In other news, UK grocery retailer Co-op announced it will remove bags for life from its stores in a bid to reduce the amount of plastic in circulation. Offering compostable bags instead, Co-op’s new initiative will remove 29.5 million bags for life, weighing around 870 tonnes of plastic, from sale each year.

Meanwhile, AB InBev’s Corona have launched a Plastic-Free Challenge to fund and pilot new ways to reduce plastic across global supply chains.

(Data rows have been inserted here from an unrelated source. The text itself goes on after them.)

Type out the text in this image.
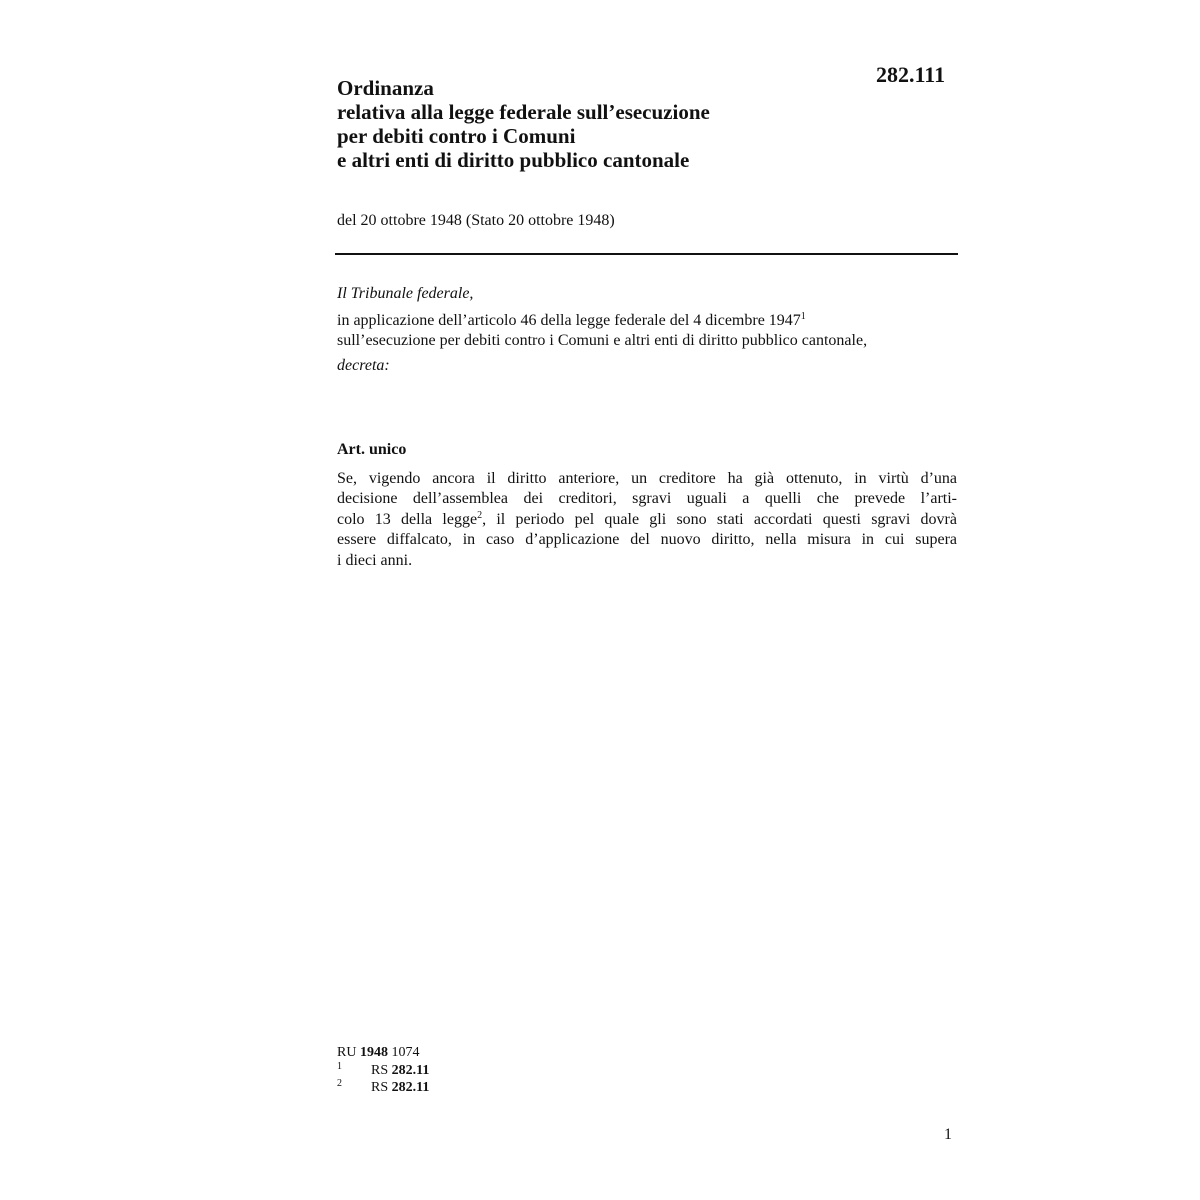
282.111
Ordinanza
relativa alla legge federale sull’esecuzione
per debiti contro i Comuni
e altri enti di diritto pubblico cantonale
del 20 ottobre 1948 (Stato 20 ottobre 1948)
Il Tribunale federale,
in applicazione dell’articolo 46 della legge federale del 4 dicembre 1947$^1$
sull’esecuzione per debiti contro i Comuni e altri enti di diritto pubblico cantonale,
decreta:
Art. unico
Se, vigendo ancora il diritto anteriore, un creditore ha già ottenuto, in virtù d’una
decisione dell’assemblea dei creditori, sgravi uguali a quelli che prevede l’arti-
colo 13 della legge$^2$, il periodo pel quale gli sono stati accordati questi sgravi dovrà
essere diffalcato, in caso d’applicazione del nuovo diritto, nella misura in cui supera
i dieci anni.
RU 1948 1074
1	RS 282.11
2	RS 282.11
1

As always, we hope you enjoy reading.

John Higginson
Editor-in-Chief
Plastic Free Post

Microplastics particles discovered in Europe’s largest ice cap

Microplastics have been found in the Vatnajokull glacier in Iceland, Europe’s largest ice cap, prompting concerns they could affect the melting and shifting behaviour of glaciers. Scientists from Reykjavik University, the University of Gothenburg in Sweden and the Icelandic Meteorological Office published their findings in the academic journal Sustainability after identifying microplastic particles of various sizes in the glacier’s snow cores. Researchers fear the presence of microplastics could consequently influence their future meltwater contribution to the world’s oceans and rising sea levels.

Read more here.

Co-op to remove plastic bags for life from all stores

Co-op will remove plastic bags for life from sale in all stores, citing concerns that they are increasing the amount of plastic in circulation. As the retailer starts to remove the bags, in the short-term, reusable bag prices will be increased to 50p, with Co-op offering certified compostable bags for 10p to incentivise customers. Co-op’s new initiative will remove 29.5 million bags for life, weighing around 870 tonnes of plastic, from sale each year.  

Read more here.

Nanoplastics and other harmful pollutants found in disposable face masks

Swansea University scientists have uncovered potentially dangerous chemical pollutants and nanoplastics that are released from disposable face masks when submerged in water. The research revealed high levels of pollutants, including lead, antimony, and copper, within the silicon-based and plastic fibres of common disposable face masks. Responding to the findings, the researchers called for urgent research and regulation on mask production in a bid to reduce any risks to the environment and human health.

Read more here.

Corona launches Plastic-Free Challenge

Corona has launched a Plastic-Free Challenge to fund and pilot new ways to reduce plastic across global supply chains. The challenge was launched within the 100+ Accelerator, a global program founded in 2018 by Anheuser-Busch InBev, in a bid to accelerate sustainable solutions from start-ups in Fortune 500 CPG companies. Successful applicants will receive up to 100,000 USD to fund and pilot their innovation, as well as six months of training from experts and mentors to help accelerate their growth.

Read more here.

Morrisons brings back refillable containers at fresh fish and meat counters

Morrisons has reintroduced its refillable container service at its fresh fish and meat counters to reduce the amount of single use plastic packaging used in stores. Morrisons butchers, fishmongers and deli experts will now ask a customer if they have brought their own container to be refilled, rather than automatically putting products into single-use packaging. Morrisons originally introduced the refillable container scheme in 2018 but it was put on hold during the pandemic.